My rating: 3 of 5 stars
Gretchen Rubin has described her books as self-helpful, not self-help, and I think that's a pretty accurate description of them. I found this book to feel a little more rushed and flippant than The Happiness Project, but I still enjoyed it.
Rubin clearly does a lot of research on Happiness, and what she presents is understandably biased towards what she favors (by favors, I mean ideas that resonate with her, not stuff she likes).
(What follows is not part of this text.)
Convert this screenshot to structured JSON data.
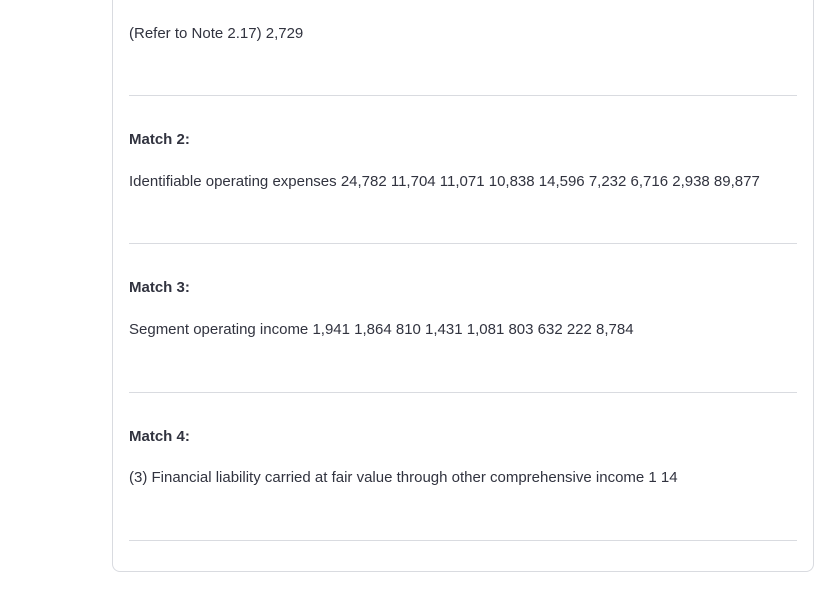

Rubin publishes a critical comment (inexplicably under the chapter labeled: February: Body), that I nearly completely agree with, even though I don't think it's that bad:
"I was given Gretchen Rubin's book "The Happiness Project." I am afraid I am going to be harsh. It seems to me that she just wants to read or write ALL day, and she keeps inventing projects that give her a valid reason to do so while calling it work. These projects allow her to draw attention to herself and invite praise, and are done at the expense of her immediate family, with whom she readily admits she is often angry or resentful because they interrupt her "work." She also thinks a conversation is boring when it is not about her. Form me, most of the book was stating the obvious, and her whole blog is immature and irritating, but then I am 56 years old!"
I think overall, Rubin seems like a very loving, understanding, good mother, even though, for the life of me, I can't figure out why she just won't go out and buy her daughter a guitar stand. Rubin has worked very hard to know who she is. As I've said before, I don't think I'd want to be friends with her--I think she'd drive me crazy, and I don't think she'd be particularly interested in me. What I am curious about is her husband...given what she says about herself, he sounds like a saint. I'm curious as to what Jamie gets out of this relationship.
What I think Rubin does very well is presenting the goal of becoming happier as something achievable to the mortal, working person. She discusses the importance of unhappy things, both for providing balance, and because, as she says, happiness doesn't always make me feel happy. For instance, you're always happier once you've completed an arduous task, but usually not so much while you're doing it.
This book is ultimately a good compliment to The Happiness Project, but if you're only going to read one of them, read The Happiness Project.